Humility Under the Mighty Hand of God

I’m usually a very fast reader. I typically will finish a book in a day or two, even with all the duties of wife, mom, Sunday school teacher, and coach. However, I’m just now coming to the end of a book that I’ve been reading for a couple of months. Transforming Grace by Jerry Bridges is a wonderful book. It is not difficult to read. It isn’t boring. But this book is so full of Godly wisdom, that I have to take it in bites and ponder those over time! This time, the bite may take days. Maybe even weeks.

In this chapter, titled Appropriating God’s Grace, there is a portion that springs from Peter’s first epistle.

and all of you, clothe yourselves with humility toward one another, for GOD IS OPPOSED TO THE PROUD, BUT GIVES GRACE TO THE HUMBLE. Therefore humble yourselves under the mighty hand of God, that He may exalt you at the proper time, casting all your anxiety on Him, because He cares for you.

1 Peter 5:5b-7

His main point is that we must be humble to receive grace (verse 5). He goes on to talk about how we become humble. And this is where I’m a bit hung up. Verse 6 says that we are to humble ourselves under the mighty hand of God. Bridges (and most commentators) say that the “mighty hand” mentioned here is God’s discipline of us. As Bridges points out, the author of Hebrews tells us to endure for the sake of discipline (Hebrews 12:7). Endure what? Whatever circumstances God is using to discipline us — hardship.

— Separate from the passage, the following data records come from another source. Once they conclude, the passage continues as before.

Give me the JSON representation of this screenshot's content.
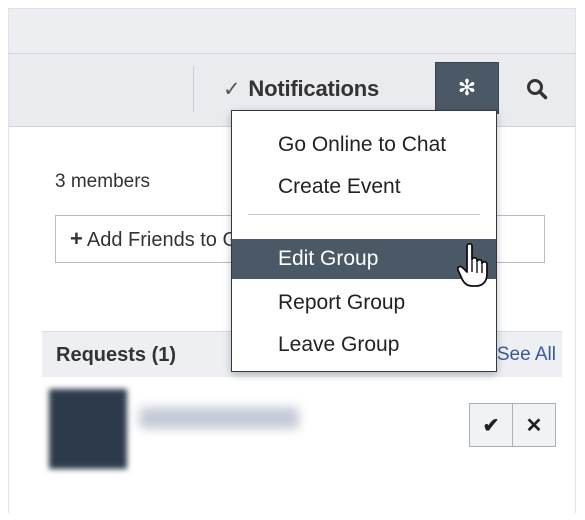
{
  "toolbar": {
    "notifications_label": "Notifications",
    "check_icon": "✓",
    "gear_icon": "✻"
  },
  "group": {
    "members_label": "3 members",
    "add_friends_label": "Add Friends to Group",
    "add_friends_icon": "+"
  },
  "requests": {
    "title": "Requests (1)",
    "see_all": "See All",
    "approve_icon": "✔",
    "decline_icon": "✕"
  },
  "menu": {
    "items": [
      {
        "label": "Go Online to Chat"
      },
      {
        "label": "Create Event"
      },
      {
        "label": "Edit Group"
      },
      {
        "label": "Report Group"
      },
      {
        "label": "Leave Group"
      }
    ],
    "highlighted": "Edit Group"
  },
  "colors": {
    "highlight": "#4b5866",
    "toolbar_bg": "#e9ebef",
    "link": "#3b5998"
  }
}
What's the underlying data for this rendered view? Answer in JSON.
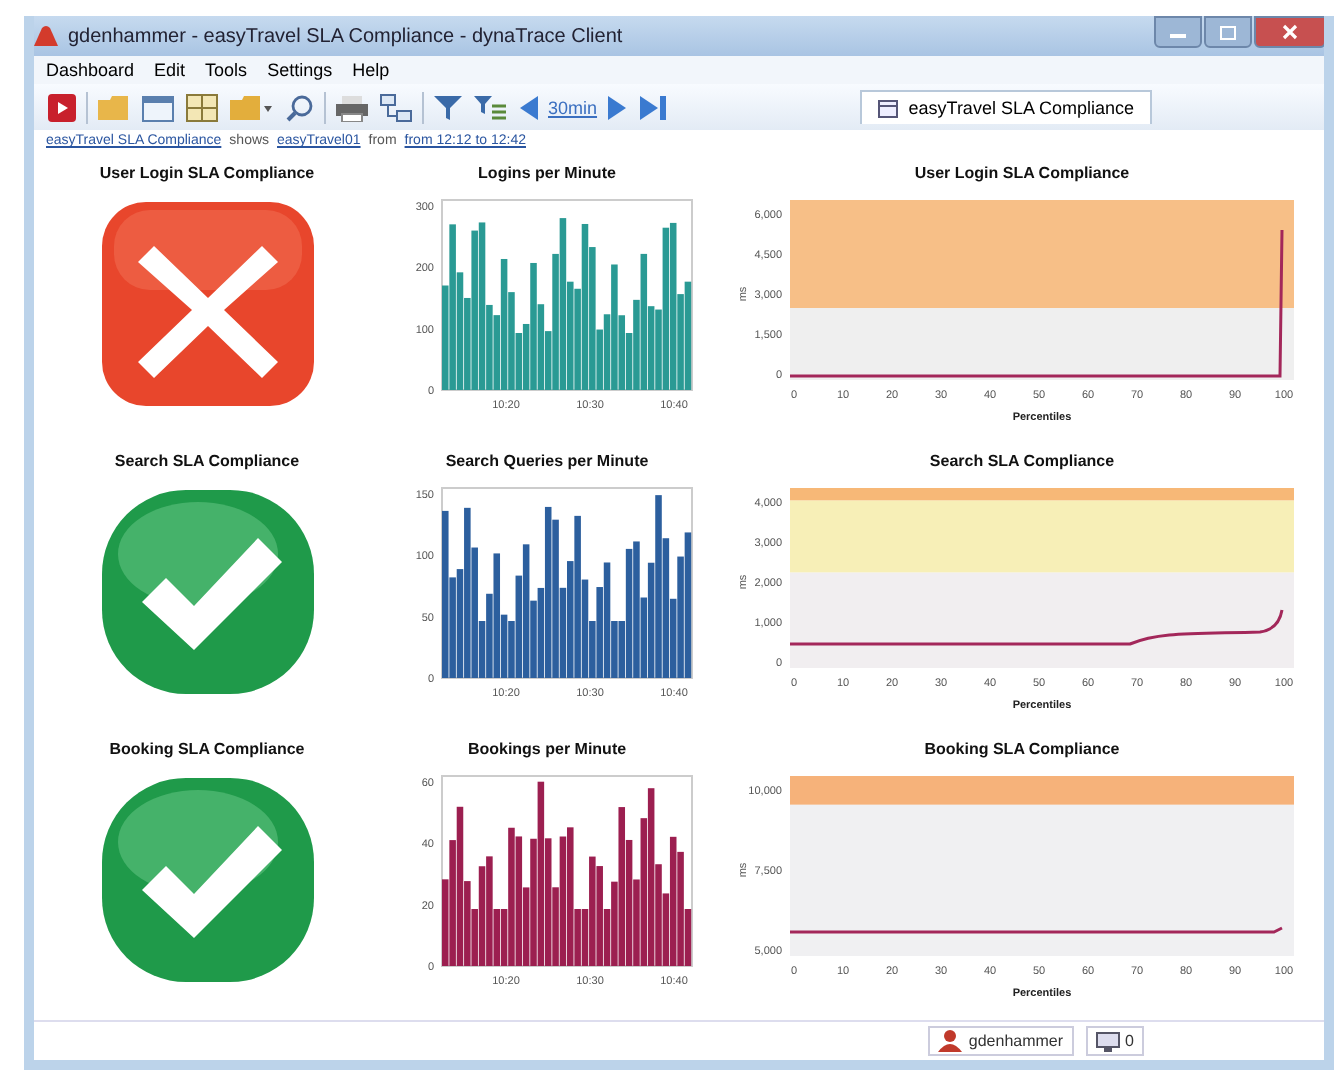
{
  "window": {
    "title": "gdenhammer - easyTravel SLA Compliance - dynaTrace Client"
  },
  "menu": [
    "Dashboard",
    "Edit",
    "Tools",
    "Settings",
    "Help"
  ],
  "toolbar": {
    "timeframe": "30min"
  },
  "tab": {
    "label": "easyTravel SLA Compliance"
  },
  "breadcrumb": [
    {
      "text": "easyTravel SLA Compliance",
      "link": true
    },
    {
      "text": "shows",
      "link": false
    },
    {
      "text": "easyTravel01",
      "link": true
    },
    {
      "text": "from",
      "link": false
    },
    {
      "text": "from 12:12 to 12:42",
      "link": true
    }
  ],
  "rows": [
    {
      "kind": "fail",
      "title": "User Login SLA Compliance",
      "rate": {
        "title": "Logins per Minute",
        "color": "#2a9a94",
        "yticks": [
          "300",
          "200",
          "100",
          "0"
        ],
        "xticks": [
          "10:20",
          "10:30",
          "10:40"
        ]
      },
      "sla": {
        "kind": "spike",
        "title": "User Login SLA Compliance",
        "ylabel": "ms",
        "xlabel": "Percentiles",
        "yticks": [
          "6,000",
          "4,500",
          "3,000",
          "1,500",
          "0"
        ],
        "xticks": [
          "0",
          "10",
          "20",
          "30",
          "40",
          "50",
          "60",
          "70",
          "80",
          "90",
          "100"
        ]
      }
    },
    {
      "kind": "ok",
      "title": "Search SLA Compliance",
      "rate": {
        "title": "Search Queries per Minute",
        "color": "#2c5f9e",
        "yticks": [
          "150",
          "100",
          "50",
          "0"
        ],
        "xticks": [
          "10:20",
          "10:30",
          "10:40"
        ]
      },
      "sla": {
        "kind": "rising",
        "title": "Search SLA Compliance",
        "ylabel": "ms",
        "xlabel": "Percentiles",
        "yticks": [
          "4,000",
          "3,000",
          "2,000",
          "1,000",
          "0"
        ],
        "xticks": [
          "0",
          "10",
          "20",
          "30",
          "40",
          "50",
          "60",
          "70",
          "80",
          "90",
          "100"
        ]
      }
    },
    {
      "kind": "ok",
      "title": "Booking SLA Compliance",
      "rate": {
        "title": "Bookings per Minute",
        "color": "#9c1f50",
        "yticks": [
          "60",
          "40",
          "20",
          "0"
        ],
        "xticks": [
          "10:20",
          "10:30",
          "10:40"
        ]
      },
      "sla": {
        "kind": "flat",
        "title": "Booking SLA Compliance",
        "ylabel": "ms",
        "xlabel": "Percentiles",
        "yticks": [
          "10,000",
          "7,500",
          "5,000"
        ],
        "xticks": [
          "0",
          "10",
          "20",
          "30",
          "40",
          "50",
          "60",
          "70",
          "80",
          "90",
          "100"
        ]
      }
    }
  ],
  "status_bar": {
    "user": "gdenhammer",
    "count": "0"
  }
}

Discipline, of course, does not just mean punishment. I discipline my children for bad behavior, but I also discipline them to behave rightly. There are various ways that I have for training proper behavior that are not punishment, but still fall in the category of discipline. Many Christians consider certain acts (prayer, Bible study, memorization, church attendance, etc.) to be spiritual disciplines. They are tools for training us in Godly behavior. So there are many times that God will discipline us to train us in holiness, not as a punitive act. He has different ways of doing that and one of them is our circumstances.

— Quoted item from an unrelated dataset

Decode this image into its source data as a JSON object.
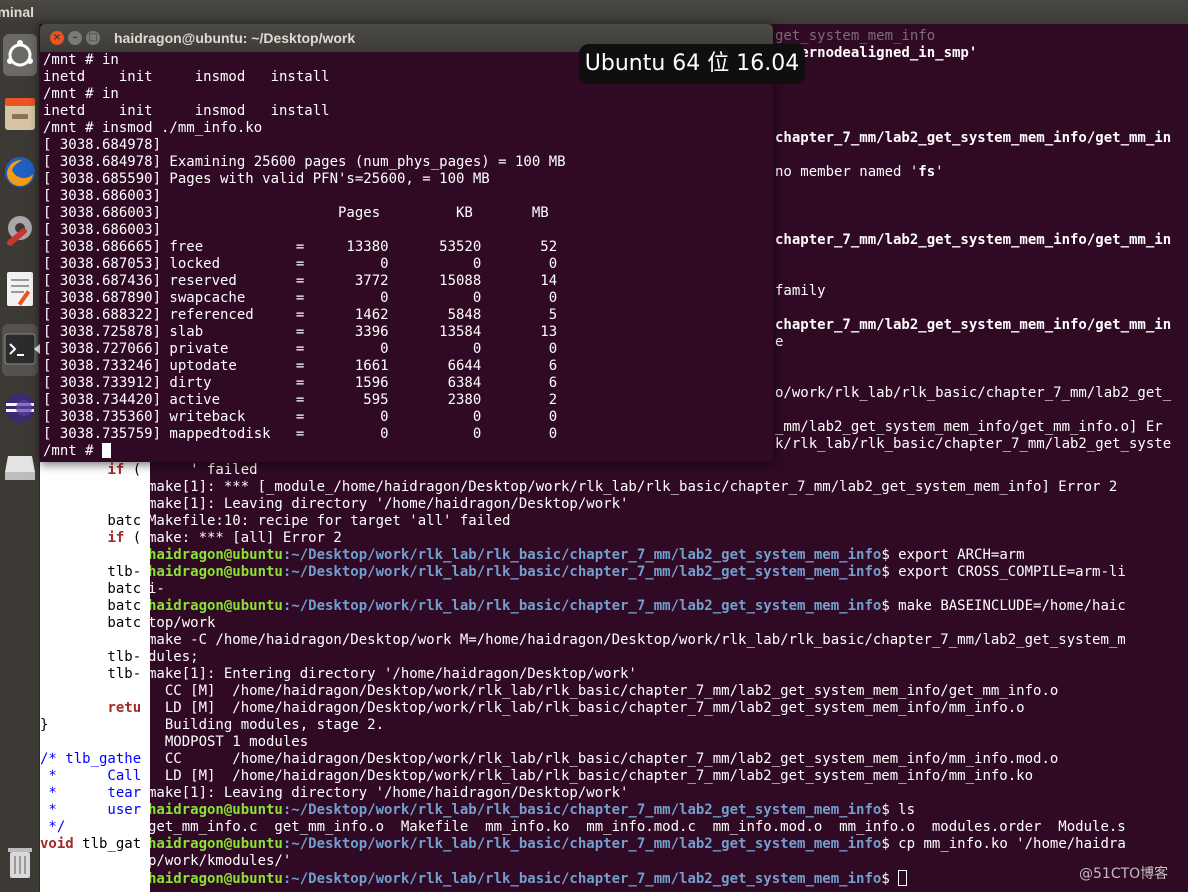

As Bridges states, “But it is not enough to see God’s mighty hand behind the immediate causes of all our adversities, nor to see it as the hand of a loving Father disciplining His children… The rub comes in submitting to it.”

This is where I’m stuck. Yes, I want to grow in grace! Yes, I want to be more holy! But I’m not so sure that I’m ready to submit to any circumstance that He brings along!!! I think of the hardships that many believers have gone through in order to be refined (and therefore bring Him great honor and glory) and I’m not willing to say that I’ll submit to that. I like my easy life! I like having a nice home, working cars, plenty of food, a husband that loves me, children that like to “praise up the Lord” (a quote from Ryan), and so much more! I like the abilities of dancing, walking singing, and more. I can’t say that I really want some hard circumstance in my life.

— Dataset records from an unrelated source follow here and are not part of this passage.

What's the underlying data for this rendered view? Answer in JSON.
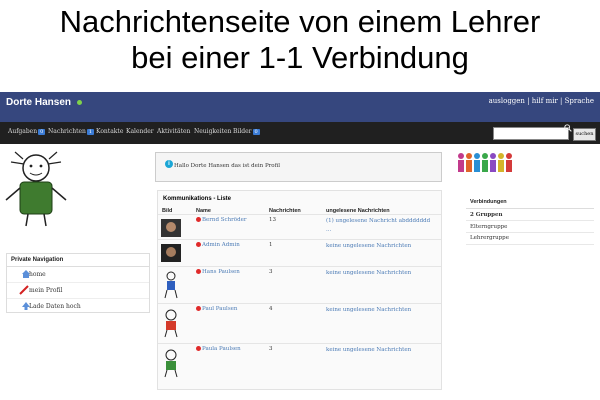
{
  "headline": {
    "line1": "Nachrichtenseite von einem Lehrer",
    "line2": "bei einer 1-1 Verbindung"
  },
  "topbar": {
    "user_name": "Dorte Hansen",
    "links": [
      "ausloggen",
      "hilf mir",
      "Sprache"
    ],
    "separator": "|"
  },
  "nav": {
    "items": [
      {
        "label": "Aufgaben",
        "badge": "0"
      },
      {
        "label": "Nachrichten",
        "badge": "1"
      },
      {
        "label": "Kontakte",
        "badge": ""
      },
      {
        "label": "Kalender",
        "badge": ""
      },
      {
        "label": "Aktivitäten",
        "badge": ""
      },
      {
        "label": "Neuigkeiten",
        "badge": ""
      },
      {
        "label": "Bilder",
        "badge": "0"
      }
    ],
    "search_placeholder": "",
    "search_button_label": "suchen"
  },
  "private_nav": {
    "title": "Private Navigation",
    "items": [
      "home",
      "mein Profil",
      "Lade Daten hoch"
    ]
  },
  "info": {
    "text": "Hallo Dorte Hansen das ist dein Profil"
  },
  "communications": {
    "title": "Kommunikations - Liste",
    "headers": [
      "Bild",
      "Name",
      "Nachrichten",
      "ungelesene Nachrichten"
    ],
    "rows": [
      {
        "name": "Bernd Schröder",
        "count": "13",
        "unread": "(1) ungelesene Nachricht abddddddd ..."
      },
      {
        "name": "Admin Admin",
        "count": "1",
        "unread": "keine ungelesene Nachrichten"
      },
      {
        "name": "Hans Paulsen",
        "count": "3",
        "unread": "keine ungelesene Nachrichten"
      },
      {
        "name": "Paul Paulsen",
        "count": "4",
        "unread": "keine ungelesene Nachrichten"
      },
      {
        "name": "Paula Paulsen",
        "count": "3",
        "unread": "keine ungelesene Nachrichten"
      }
    ]
  },
  "connections": {
    "title": "Verbindungen",
    "group_count": "2 Gruppen",
    "groups": [
      "Elterngruppe",
      "Lehrergruppe"
    ]
  },
  "colors": {
    "topbar": "#36477e",
    "navbar": "#202020",
    "link": "#4a7ab5",
    "unread_dot": "#e02a2a",
    "badge": "#3a7bd5"
  }
}
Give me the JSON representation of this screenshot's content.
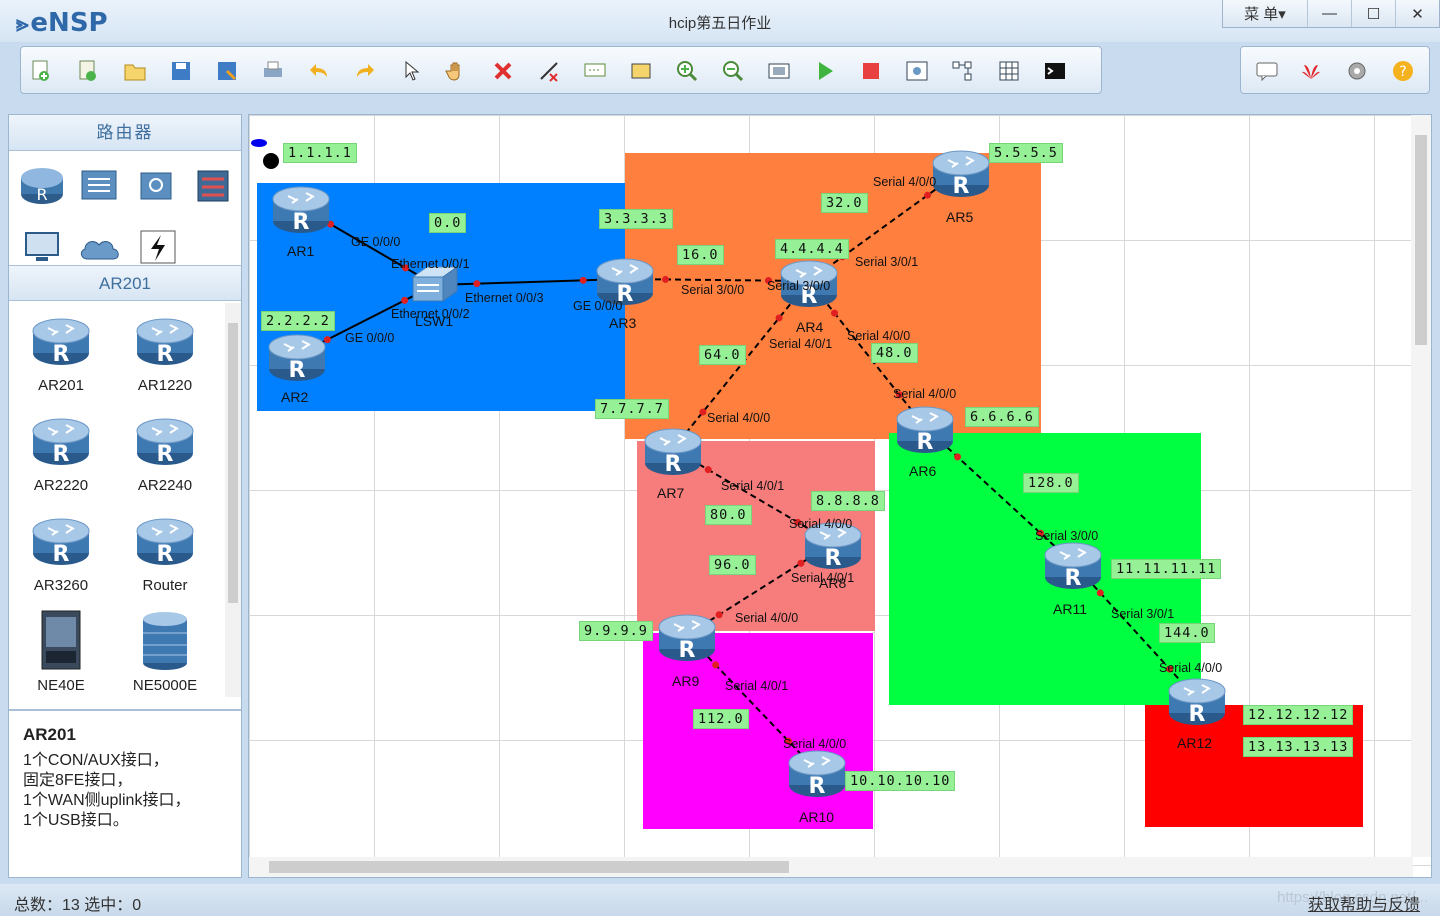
{
  "app": {
    "name": "eNSP",
    "window_title": "hcip第五日作业",
    "menu_label": "菜 单▾"
  },
  "window_controls": {
    "minimize": "—",
    "maximize": "☐",
    "close": "✕"
  },
  "toolbar": {
    "buttons": [
      "new-topology",
      "new-example",
      "open",
      "save",
      "save-as",
      "print",
      "undo",
      "redo",
      "select",
      "pan",
      "delete",
      "delete-links",
      "text",
      "palette",
      "zoom-in",
      "zoom-out",
      "fit",
      "start-all",
      "stop-all",
      "capture",
      "topology-view",
      "table-view",
      "terminal"
    ],
    "right_buttons": [
      "chat",
      "huawei",
      "settings",
      "help"
    ]
  },
  "left_panel": {
    "header": "路由器",
    "categories": [
      "router",
      "switch",
      "wireless",
      "firewall",
      "pc",
      "cloud",
      "power"
    ],
    "sub_header": "AR201",
    "devices": [
      {
        "label": "AR201"
      },
      {
        "label": "AR1220"
      },
      {
        "label": "AR2220"
      },
      {
        "label": "AR2240"
      },
      {
        "label": "AR3260"
      },
      {
        "label": "Router"
      },
      {
        "label": "NE40E"
      },
      {
        "label": "NE5000E"
      }
    ],
    "description": {
      "title": "AR201",
      "lines": [
        "1个CON/AUX接口，",
        "固定8FE接口，",
        "1个WAN侧uplink接口，",
        "1个USB接口。"
      ]
    }
  },
  "topology": {
    "areas": [
      {
        "color": "#0080ff"
      },
      {
        "color": "#ff7f3f"
      },
      {
        "color": "#f77c7c"
      },
      {
        "color": "#00ff40"
      },
      {
        "color": "#ff00ff"
      },
      {
        "color": "#ff0000"
      }
    ],
    "routers": [
      {
        "name": "AR1"
      },
      {
        "name": "AR2"
      },
      {
        "name": "AR3"
      },
      {
        "name": "AR4"
      },
      {
        "name": "AR5"
      },
      {
        "name": "AR6"
      },
      {
        "name": "AR7"
      },
      {
        "name": "AR8"
      },
      {
        "name": "AR9"
      },
      {
        "name": "AR10"
      },
      {
        "name": "AR11"
      },
      {
        "name": "AR12"
      }
    ],
    "switch": {
      "name": "LSW1"
    },
    "tags": [
      "1.1.1.1",
      "0.0",
      "2.2.2.2",
      "3.3.3.3",
      "16.0",
      "4.4.4.4",
      "32.0",
      "5.5.5.5",
      "64.0",
      "48.0",
      "7.7.7.7",
      "6.6.6.6",
      "128.0",
      "8.8.8.8",
      "80.0",
      "96.0",
      "11.11.11.11",
      "9.9.9.9",
      "144.0",
      "112.0",
      "12.12.12.12",
      "13.13.13.13",
      "10.10.10.10"
    ],
    "interfaces": [
      "GE 0/0/0",
      "Ethernet 0/0/1",
      "Ethernet 0/0/3",
      "GE 0/0/0",
      "Ethernet 0/0/2",
      "GE 0/0/0",
      "Serial 3/0/0",
      "Serial 3/0/0",
      "Serial 4/0/0",
      "Serial 3/0/1",
      "Serial 4/0/1",
      "Serial 4/0/0",
      "Serial 4/0/0",
      "Serial 4/0/0",
      "Serial 4/0/1",
      "Serial 4/0/0",
      "Serial 4/0/1",
      "Serial 4/0/0",
      "Serial 4/0/1",
      "Serial 4/0/0",
      "Serial 3/0/0",
      "Serial 3/0/1",
      "Serial 4/0/0"
    ]
  },
  "status": {
    "left": "总数：13  选中：0",
    "right": "获取帮助与反馈",
    "watermark": "https://blog.csdn.net/..."
  }
}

But I do want Him. I want to give Him great pleasure in the way this life is lived. I want to draw attention to Him. I want to walk in a manner worthy of His calling (Col. 1:10.) I want to do the works that He prepared for me (Ephesians 2:10)

And so now I cry out to Him with all my heart for His grace to enable me to submit to whatever He has for me. And I’m clinging (with a death grip) to the promises at the end of the 1 Peter passage –the promise that He will exalt me at the proper time (eternity, I suspect!) and the promise that He cares for me. Mostly, I’m holding onto that last one. He cares for me. He cares enough not to bring me harm in His refining fire, but to bring me through it so I will be purer. More like Him. A better reflection of His radiant glory.